By the same principal, other foods that come into the large intestine without being properly absorbed in the small intestine will cause gas. For example, stress can cause food to move through the digestive tract too quickly to be properly digested, with the end result being more gas produced in the large intestine.

How To Prevent Gas

To prevent gas that is caused by eating beans or other foods, the oligosaccharides must be broken down before they reach the large intestine and become food for the resident bacteria that live there. There is an enzyme that breaks down oligosaccharides, which is called alpha-galactosidase.
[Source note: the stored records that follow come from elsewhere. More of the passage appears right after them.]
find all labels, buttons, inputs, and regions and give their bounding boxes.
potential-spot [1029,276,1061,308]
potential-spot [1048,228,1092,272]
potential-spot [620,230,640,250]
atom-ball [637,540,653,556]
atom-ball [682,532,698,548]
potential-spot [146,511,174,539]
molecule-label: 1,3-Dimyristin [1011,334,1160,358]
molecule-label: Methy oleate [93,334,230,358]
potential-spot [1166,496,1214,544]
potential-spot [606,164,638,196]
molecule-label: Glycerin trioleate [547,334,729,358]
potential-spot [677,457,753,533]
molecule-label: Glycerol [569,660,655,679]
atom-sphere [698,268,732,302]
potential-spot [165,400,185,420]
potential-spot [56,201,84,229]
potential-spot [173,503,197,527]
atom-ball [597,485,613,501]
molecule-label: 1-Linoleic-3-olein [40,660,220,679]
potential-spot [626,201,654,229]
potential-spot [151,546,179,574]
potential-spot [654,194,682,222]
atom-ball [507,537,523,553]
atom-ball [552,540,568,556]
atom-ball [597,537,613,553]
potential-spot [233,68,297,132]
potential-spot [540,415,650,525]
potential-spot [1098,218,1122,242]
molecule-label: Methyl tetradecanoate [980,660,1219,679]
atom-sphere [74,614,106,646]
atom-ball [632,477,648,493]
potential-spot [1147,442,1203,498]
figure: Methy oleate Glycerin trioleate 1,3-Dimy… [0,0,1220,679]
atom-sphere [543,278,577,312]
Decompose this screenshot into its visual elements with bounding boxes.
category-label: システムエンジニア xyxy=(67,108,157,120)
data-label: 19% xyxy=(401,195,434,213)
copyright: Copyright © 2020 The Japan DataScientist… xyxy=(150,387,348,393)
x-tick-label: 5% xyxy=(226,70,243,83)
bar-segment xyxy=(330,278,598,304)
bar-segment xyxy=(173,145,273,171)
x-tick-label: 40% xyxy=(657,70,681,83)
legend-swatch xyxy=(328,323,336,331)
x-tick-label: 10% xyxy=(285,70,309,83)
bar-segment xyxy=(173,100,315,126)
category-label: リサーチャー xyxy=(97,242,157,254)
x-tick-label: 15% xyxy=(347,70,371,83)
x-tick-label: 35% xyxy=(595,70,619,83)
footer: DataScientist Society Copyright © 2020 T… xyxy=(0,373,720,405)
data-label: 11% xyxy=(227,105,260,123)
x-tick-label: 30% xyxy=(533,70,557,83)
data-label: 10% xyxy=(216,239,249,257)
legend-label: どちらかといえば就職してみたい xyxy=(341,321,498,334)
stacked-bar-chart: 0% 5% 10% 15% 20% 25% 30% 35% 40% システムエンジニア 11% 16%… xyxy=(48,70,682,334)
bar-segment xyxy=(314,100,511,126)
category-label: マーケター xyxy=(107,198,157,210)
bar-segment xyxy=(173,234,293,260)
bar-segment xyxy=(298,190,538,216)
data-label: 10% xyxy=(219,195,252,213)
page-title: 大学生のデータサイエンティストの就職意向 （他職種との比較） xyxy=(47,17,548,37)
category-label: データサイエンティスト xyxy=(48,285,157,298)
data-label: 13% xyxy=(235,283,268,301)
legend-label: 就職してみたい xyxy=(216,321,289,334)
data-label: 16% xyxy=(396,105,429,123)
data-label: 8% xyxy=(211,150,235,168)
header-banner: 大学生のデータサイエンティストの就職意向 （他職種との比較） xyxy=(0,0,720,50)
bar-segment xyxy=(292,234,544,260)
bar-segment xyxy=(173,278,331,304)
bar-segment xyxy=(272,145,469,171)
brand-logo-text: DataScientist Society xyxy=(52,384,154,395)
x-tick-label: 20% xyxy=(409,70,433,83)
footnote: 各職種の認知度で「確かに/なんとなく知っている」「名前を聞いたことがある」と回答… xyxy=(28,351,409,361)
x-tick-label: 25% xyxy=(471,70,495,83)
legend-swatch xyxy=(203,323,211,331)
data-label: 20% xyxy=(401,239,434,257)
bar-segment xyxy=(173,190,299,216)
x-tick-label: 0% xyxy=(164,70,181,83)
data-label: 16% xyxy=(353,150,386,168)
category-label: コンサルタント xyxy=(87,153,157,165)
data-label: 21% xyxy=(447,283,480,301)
This enzyme (which the human body does not make) is derived from the fungus Aspergillus niger and is available for purchase under the brand name Beano and others.

Alpha-galactosidase is not appropriate for people with diabetes to take, as it may lead to an increase in blood sugar level. People who have mold allergies may have an allergic reaction to alpha-galactosidase, so it may not be an option in these cases. Alpha-galactosidase may increase galactose levels and therefore should not be used by those who have the genetic disease galactosemia.

Source:
Di Stefano M, Miceli E, Gotti S, Missanelli A, Mazzocchi S, Corazza GR. "The effect of oral alpha-galactosidase on intestinal gas production and gas-related symptoms." Dig Dis Sci. 2007 Jan;52:78-83.

Winham DM, Hutchins AM. "Perceptions of flatulence from bean consumption among adults in 3 feeding studies." Nutr J. 2011 Nov 21;10:128.